9. The delegation also visited a rehabilitation center
for young drug addicts where 1500 youth are serving two-
year terms. While the group did not tour the entire
facility, the areas that they saw were clean and well
maintained, and they observed residents working and
engaging in various vocational training activities. The
delegation indicated that for a group of drug addicts,
the residents looked surprisingly healthy. Not
surprisingly, HIV/AIDS is an issue here as well.
Officials estimate that about 50 percent of the center's
population is HIV positive. Testing is done on a random
basis and residents are not advised of their status.
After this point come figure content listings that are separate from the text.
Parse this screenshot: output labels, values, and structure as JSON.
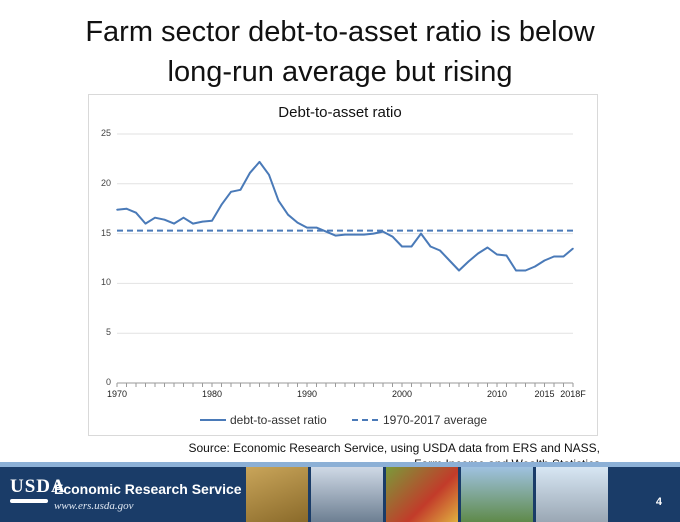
{
  "slide": {
    "title_line1": "Farm sector debt-to-asset ratio is below",
    "title_line2": "long-run average but rising",
    "source_line1": "Source: Economic Research Service, using USDA data from ERS and NASS,",
    "source_line2": "Farm Income and Wealth Statistics",
    "page_number": "4"
  },
  "footer": {
    "logo_text": "USDA",
    "agency_name": "Economic Research Service",
    "url": "www.ers.usda.gov"
  },
  "colors": {
    "series_line": "#4a7ab8",
    "footer_bg": "#1a3c68"
  },
  "chart_data": {
    "type": "line",
    "title": "Debt-to-asset ratio",
    "xlabel": "",
    "ylabel": "",
    "xlim": [
      1970,
      2018
    ],
    "ylim": [
      0,
      25
    ],
    "y_ticks": [
      "0",
      "5",
      "10",
      "15",
      "20",
      "25"
    ],
    "x_ticks": [
      {
        "value": 1970,
        "label": "1970"
      },
      {
        "value": 1980,
        "label": "1980"
      },
      {
        "value": 1990,
        "label": "1990"
      },
      {
        "value": 2000,
        "label": "2000"
      },
      {
        "value": 2010,
        "label": "2010"
      },
      {
        "value": 2015,
        "label": "2015"
      },
      {
        "value": 2018,
        "label": "2018F"
      }
    ],
    "grid": true,
    "legend_position": "bottom",
    "series": [
      {
        "name": "debt-to-asset ratio",
        "style": "solid",
        "x": [
          1970,
          1971,
          1972,
          1973,
          1974,
          1975,
          1976,
          1977,
          1978,
          1979,
          1980,
          1981,
          1982,
          1983,
          1984,
          1985,
          1986,
          1987,
          1988,
          1989,
          1990,
          1991,
          1992,
          1993,
          1994,
          1995,
          1996,
          1997,
          1998,
          1999,
          2000,
          2001,
          2002,
          2003,
          2004,
          2005,
          2006,
          2007,
          2008,
          2009,
          2010,
          2011,
          2012,
          2013,
          2014,
          2015,
          2016,
          2017,
          2018
        ],
        "values": [
          17.4,
          17.5,
          17.1,
          16.0,
          16.6,
          16.4,
          16.0,
          16.6,
          16.0,
          16.2,
          16.3,
          17.9,
          19.2,
          19.4,
          21.1,
          22.2,
          20.9,
          18.3,
          16.9,
          16.1,
          15.6,
          15.6,
          15.2,
          14.8,
          14.9,
          14.9,
          14.9,
          15.0,
          15.2,
          14.7,
          13.7,
          13.7,
          15.0,
          13.7,
          13.3,
          12.3,
          11.3,
          12.2,
          13.0,
          13.6,
          12.9,
          12.8,
          11.3,
          11.3,
          11.7,
          12.3,
          12.7,
          12.7,
          13.5
        ]
      },
      {
        "name": "1970-2017 average",
        "style": "dashed",
        "x": [
          1970,
          2018
        ],
        "values": [
          15.3,
          15.3
        ]
      }
    ]
  }
}
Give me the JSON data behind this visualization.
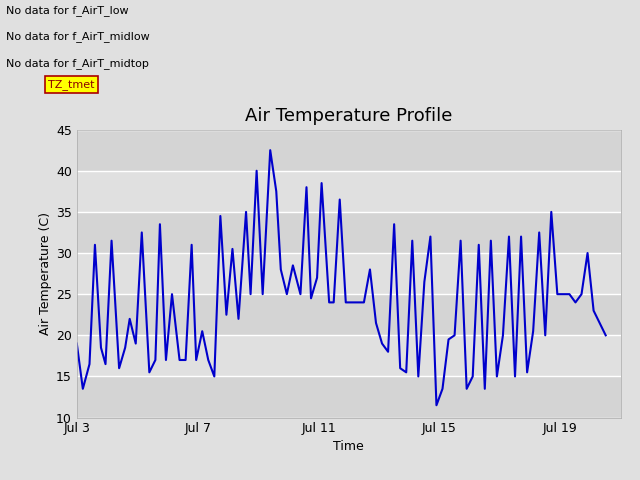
{
  "title": "Air Temperature Profile",
  "xlabel": "Time",
  "ylabel": "Air Temperature (C)",
  "annotations": [
    "No data for f_AirT_low",
    "No data for f_AirT_midlow",
    "No data for f_AirT_midtop"
  ],
  "tz_label": "TZ_tmet",
  "ylim": [
    10,
    45
  ],
  "xlim": [
    3.0,
    21.0
  ],
  "xtick_labels": [
    "Jul 3",
    "Jul 7",
    "Jul 11",
    "Jul 15",
    "Jul 19"
  ],
  "xtick_positions": [
    3,
    7,
    11,
    15,
    19
  ],
  "ytick_labels": [
    "10",
    "15",
    "20",
    "25",
    "30",
    "35",
    "40",
    "45"
  ],
  "ytick_positions": [
    10,
    15,
    20,
    25,
    30,
    35,
    40,
    45
  ],
  "line_color": "#0000cc",
  "bg_color": "#e0e0e0",
  "band_dark": "#d4d4d4",
  "band_light": "#e0e0e0",
  "title_fontsize": 13,
  "axis_label_fontsize": 9,
  "tick_fontsize": 9,
  "ann_fontsize": 8,
  "x_data": [
    3.0,
    3.2,
    3.42,
    3.6,
    3.8,
    3.95,
    4.15,
    4.4,
    4.6,
    4.75,
    4.95,
    5.15,
    5.4,
    5.6,
    5.75,
    5.95,
    6.15,
    6.4,
    6.6,
    6.8,
    6.95,
    7.15,
    7.35,
    7.55,
    7.75,
    7.95,
    8.15,
    8.35,
    8.6,
    8.75,
    8.95,
    9.15,
    9.4,
    9.6,
    9.75,
    9.95,
    10.15,
    10.4,
    10.6,
    10.75,
    10.95,
    11.1,
    11.35,
    11.5,
    11.7,
    11.9,
    12.1,
    12.3,
    12.5,
    12.7,
    12.9,
    13.1,
    13.3,
    13.5,
    13.7,
    13.9,
    14.1,
    14.3,
    14.5,
    14.7,
    14.9,
    15.1,
    15.3,
    15.5,
    15.7,
    15.9,
    16.1,
    16.3,
    16.5,
    16.7,
    16.9,
    17.1,
    17.3,
    17.5,
    17.7,
    17.9,
    18.1,
    18.3,
    18.5,
    18.7,
    18.9,
    19.1,
    19.3,
    19.5,
    19.7,
    19.9,
    20.1,
    20.5
  ],
  "y_data": [
    19.0,
    13.5,
    16.5,
    31.0,
    18.5,
    16.5,
    31.5,
    16.0,
    18.5,
    22.0,
    19.0,
    32.5,
    15.5,
    17.0,
    33.5,
    17.0,
    25.0,
    17.0,
    17.0,
    31.0,
    17.0,
    20.5,
    17.0,
    15.0,
    34.5,
    22.5,
    30.5,
    22.0,
    35.0,
    25.0,
    40.0,
    25.0,
    42.5,
    37.5,
    28.0,
    25.0,
    28.5,
    25.0,
    38.0,
    24.5,
    27.0,
    38.5,
    24.0,
    24.0,
    36.5,
    24.0,
    24.0,
    24.0,
    24.0,
    28.0,
    21.5,
    19.0,
    18.0,
    33.5,
    16.0,
    15.5,
    31.5,
    15.0,
    26.5,
    32.0,
    11.5,
    13.5,
    19.5,
    20.0,
    31.5,
    13.5,
    15.0,
    31.0,
    13.5,
    31.5,
    15.0,
    20.0,
    32.0,
    15.0,
    32.0,
    15.5,
    20.5,
    32.5,
    20.0,
    35.0,
    25.0,
    25.0,
    25.0,
    24.0,
    25.0,
    30.0,
    23.0,
    20.0
  ]
}
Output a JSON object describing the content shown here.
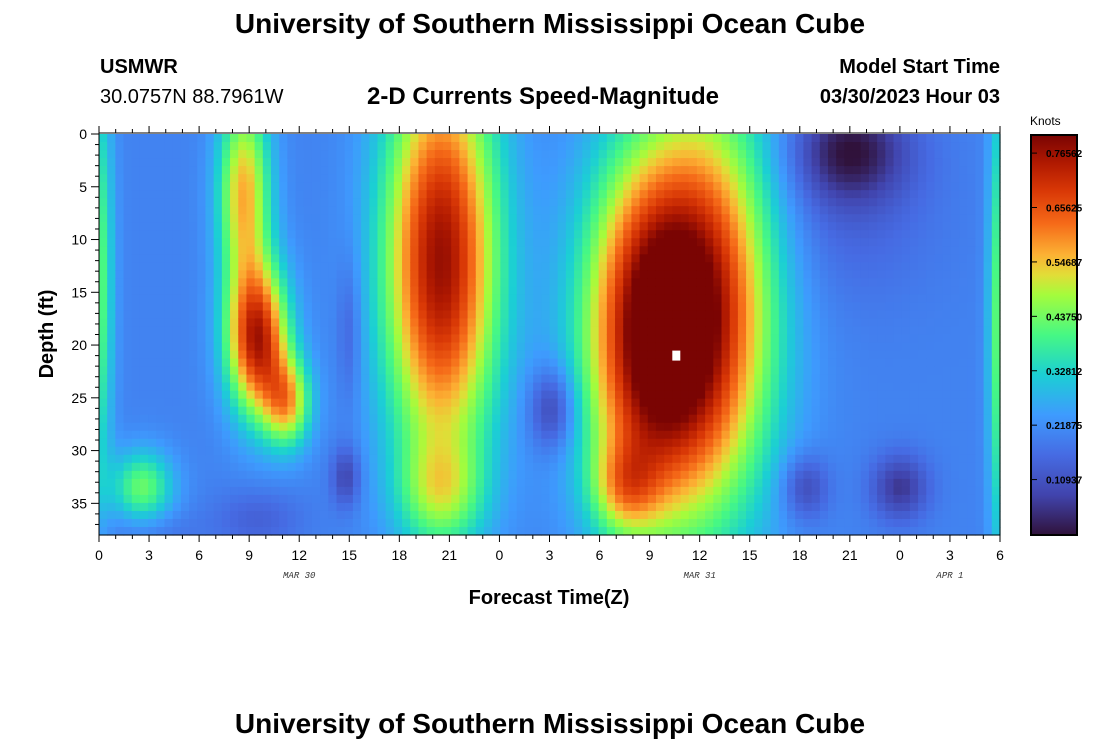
{
  "page": {
    "title": "University of Southern Mississippi Ocean Cube",
    "station_id": "USMWR",
    "coordinates": "30.0757N  88.7961W",
    "subtitle": "2-D Currents Speed-Magnitude",
    "model_start_label": "Model Start Time",
    "model_start_value": "03/30/2023 Hour 03",
    "bottom_title": "University of Southern Mississippi Ocean Cube"
  },
  "chart_data": {
    "type": "heatmap",
    "xlabel": "Forecast Time(Z)",
    "ylabel": "Depth (ft)",
    "x_tick_labels": [
      "0",
      "3",
      "6",
      "9",
      "12",
      "15",
      "18",
      "21",
      "0",
      "3",
      "6",
      "9",
      "12",
      "15",
      "18",
      "21",
      "0",
      "3",
      "6"
    ],
    "x_range_hours": [
      0,
      54
    ],
    "date_labels": [
      {
        "label": "MAR 30",
        "at_hour": 12
      },
      {
        "label": "MAR 31",
        "at_hour": 36
      },
      {
        "label": "APR 1",
        "at_hour": 51
      }
    ],
    "y_tick_labels": [
      "0",
      "5",
      "10",
      "15",
      "20",
      "25",
      "30",
      "35"
    ],
    "y_range_ft": [
      0,
      38
    ],
    "y_inverted": true,
    "colorbar": {
      "title": "Knots",
      "tick_labels": [
        "0.76562",
        "0.65625",
        "0.54687",
        "0.43750",
        "0.32812",
        "0.21875",
        "0.10937"
      ],
      "tick_values": [
        0.765625,
        0.65625,
        0.546875,
        0.4375,
        0.328125,
        0.21875,
        0.109375
      ],
      "range": [
        0.0,
        0.8
      ]
    },
    "marker": {
      "hour": 34.6,
      "depth_ft": 21.0,
      "color": "#ffffff"
    },
    "field_description": "Speed magnitude (knots) by forecast hour and depth",
    "speed_field": {
      "background": 0.2,
      "features": [
        {
          "x": 0.0,
          "y": 14,
          "sx": 0.6,
          "sy": 14,
          "a": 0.22
        },
        {
          "x": 2.6,
          "y": 33.5,
          "sx": 1.3,
          "sy": 2.5,
          "a": 0.23
        },
        {
          "x": 9.5,
          "y": 19.5,
          "sx": 1.3,
          "sy": 5.0,
          "a": 0.53
        },
        {
          "x": 8.7,
          "y": 5.5,
          "sx": 1.1,
          "sy": 6.5,
          "a": 0.36
        },
        {
          "x": 11.3,
          "y": 25.5,
          "sx": 1.0,
          "sy": 3.0,
          "a": 0.32
        },
        {
          "x": 20.5,
          "y": 12.0,
          "sx": 2.4,
          "sy": 13.5,
          "a": 0.57
        },
        {
          "x": 20.5,
          "y": 34.0,
          "sx": 1.8,
          "sy": 3.5,
          "a": 0.18
        },
        {
          "x": 33.0,
          "y": 19.0,
          "sx": 2.8,
          "sy": 12.0,
          "a": 0.59
        },
        {
          "x": 37.0,
          "y": 16.0,
          "sx": 2.8,
          "sy": 14.0,
          "a": 0.4
        },
        {
          "x": 31.5,
          "y": 33.5,
          "sx": 1.4,
          "sy": 3.0,
          "a": 0.2
        },
        {
          "x": 54.0,
          "y": 18.0,
          "sx": 0.5,
          "sy": 16.0,
          "a": 0.24
        },
        {
          "x": 45.0,
          "y": 1.5,
          "sx": 2.5,
          "sy": 3.5,
          "a": -0.18
        },
        {
          "x": 44.5,
          "y": 8.0,
          "sx": 4.0,
          "sy": 6.0,
          "a": -0.05
        },
        {
          "x": 3.0,
          "y": 37.5,
          "sx": 2.0,
          "sy": 1.5,
          "a": -0.04
        },
        {
          "x": 9.5,
          "y": 36.5,
          "sx": 1.8,
          "sy": 2.0,
          "a": -0.06
        },
        {
          "x": 14.8,
          "y": 32.5,
          "sx": 0.6,
          "sy": 2.0,
          "a": -0.12
        },
        {
          "x": 15.0,
          "y": 18.5,
          "sx": 0.5,
          "sy": 5.0,
          "a": -0.07
        },
        {
          "x": 27.2,
          "y": 26.0,
          "sx": 1.0,
          "sy": 2.8,
          "a": -0.15
        },
        {
          "x": 42.3,
          "y": 33.5,
          "sx": 1.0,
          "sy": 2.2,
          "a": -0.12
        },
        {
          "x": 48.0,
          "y": 33.5,
          "sx": 1.2,
          "sy": 2.2,
          "a": -0.14
        }
      ]
    }
  }
}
Local officials claim that they follow this policy
because they worry that anyone known to be HIV positive
would have trouble integrating into the center's
population and eventually into society. When asked by
the delegation if condoms were provided to the young
residents of the facility, the warden answered that since
sexual activity was not permitted at the center, condoms
were not distributed and were unnecessary.

10. This cable was cleared by Charles Flickner.